Há dez anos, o Benfica dá um golpe de autoridade na Liga com um golo limpo (e teimosamente discutido).
O aviso é dado naquela noite de 26 de Janeiro, num emocionante espectáculo de 120-e-tal minutos na Luz. Aos 23’, já há 2-2. Paíto entorta Luisão aos 110’ e Tiago encaixa o 3-3 de Simão aos 117’. Vamos para penáltis. Os 13 primeiros remates traduzem-se em golo, o 14.º esbarra na trave (Miguel Garcia). Passa o Benfica, chora oSporting. A mesma dinâmica manter-se-ia em Maio, mais precisamente na noite de sábado, dia 14.
Benfica e Sporting jogam o título de campeão nacional na penúltima ronda. AoSporting (61 pontos), basta o empate para manter o primeiro lugar antes de receber a final da Taça UEFA e depois o Nacional para um eventual final feliz. Já o Benfica (61 pontos, mas atravessado com a derrota de Alvalade na primeira volta) está obrigado a ganhar para dar a volta ao texto.
Giovanni Trapattoni joga com o onze-tipo desde o estrondoso 4-1 no Restelo, em Dezembro. Assim, é Quim; Miguel, Luisão, Ricardo Rocha e Dos Santos; Petit e Manuel Fernandes; Geovanni, Nuno Assis e Simão; Nuno Gomes. No outro lado, José Peseiro aposta em Ricardo; Miguel Garcia, Polga, Beto e Rui Jorge; Rochemback, Custódio e Moutinho; Douala, Sá Pinto e Barbosa. Ué, e Liedson? Esse está fora. Quando Tello, na jornada anterior, desbloqueia o 0-0 com o Vitória de Guimarães e o Sporting atira-se à liderança da liga, na sequência do surpreendente 1-0 de N’Doye (Penafiel) ao Benfica. Só há um senão: o amarelo de Olegário a Liedson aos 90+2 minutos por pontapear uma bola que já está fora. O cartão acarreta suspensão e o melhor marcador do campeonato não vai à Luz.
À partida, nada de anormal: sem o brasileiro, o Sporting vira a eliminatória com o Newcastle (4-1) e dá espectáculo em Braga (hat-trick de Pinilla, 3-0). Com o Benfica, tudo diferente. E é Luisão, o homem mais sofredor de sempre na marcação individual a Liedson nos dérbis anteriores (e até posteriores), quem assina o 1-0 para desespero do guarda-redes Ricardo. O famoso lance é aos 83’19’’.

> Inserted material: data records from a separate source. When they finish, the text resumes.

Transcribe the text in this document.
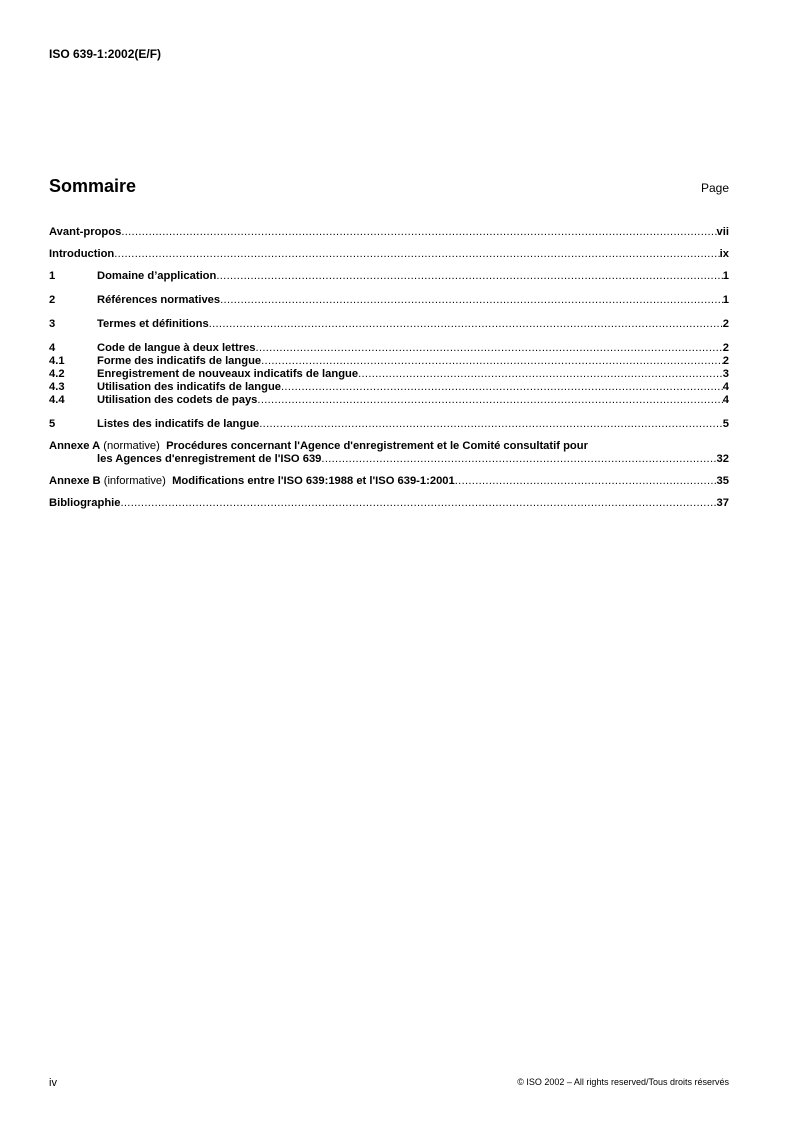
ISO 639-1:2002(E/F)
Sommaire	Page
Avant-propos .....	vii
Introduction .....	ix
1	Domaine d’application .....	1
2	Références normatives .....	1
3	Termes et définitions .....	2
4	Code de langue à deux lettres .....	2
4.1	Forme des indicatifs de langue .....	2
4.2	Enregistrement de nouveaux indicatifs de langue .....	3
4.3	Utilisation des indicatifs de langue .....	4
4.4	Utilisation des codets de pays .....	4
5	Listes des indicatifs de langue .....	5
Annexe A (normative)  Procédures concernant l'Agence d'enregistrement et le Comité consultatif pour
les Agences d'enregistrement de l'ISO 639 .....	32
Annexe B (informative)  Modifications entre l'ISO 639:1988 et l'ISO 639-1:2001 .....	35
Bibliographie .....	37
iv	© ISO 2002 – All rights reserved/Tous droits réservés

Falta de Pinilla sobre Ricardo Rocha, livre de Petit para a molhada e entrada fulgurante de Luisão. O guarda-redes doSporting também se sai e a bola entra. O árbitro Paulo Paraty não hesita em assinalar o meio-campo como ponto de partida sem retorno mas... “Estava bem posicionado e não detectei qualquer irregularidade. No momento subsequente, e quando o Ricardo me deu a palavra de honra de que o Luisão teria marcado o golo com a mão, tive uma ligeira hesitação e confirmei a decisão com o meu assistente José Ramalho. O modo afirmativo como o Ricardo se dirigiu a mim criou-me alguma dúvida quanto à possibilidade de o golo ter sido com a mão.”
Ricardo convive mal com a decisão. Na zona mista, o guarda-redes diz de sua justiça. “Qualquer contacto mínimo que haja com o guarda-redes é sempre falta. E agora até nem foi um contacto mínimo, porque caí de costas.”
Voltamos a Paraty. “Há duas coisas que têm sido ditas: o guarda-redes não pode é ser carregado; e não é proibido que no movimento de corpos – e o Luisão até está pela frente do Ricardo – haja qualquer contacto sem interferência no lance. Importante é dizer-se que, à excepção de dois/três, os jogadores do Sporting deram-me os parabéns.”
O i telefona a Beto, espectador atento a esse lance – e expulso aos 87’. “Xiii, da próxima vez, telefona-me para uma memória boa, está bem ò Rui?” De seguida, cá vai disto. “É daqueles dias em que tu acabas o jogo e queres refugiar-te no teu canto, sabes? Só precisávamos do empate e aquele golo, a dez minutos do fim, deitou-nos abaixo. Não conseguimos reagir nem dar a volta.” De tal maneira que oSporting até acaba em 3.º lugar (4-2 do Nacional em Alvalade), atrás do Porto (1-1 com a Académica no Dragão) e do campeão Benfica (1-1 no Bessa).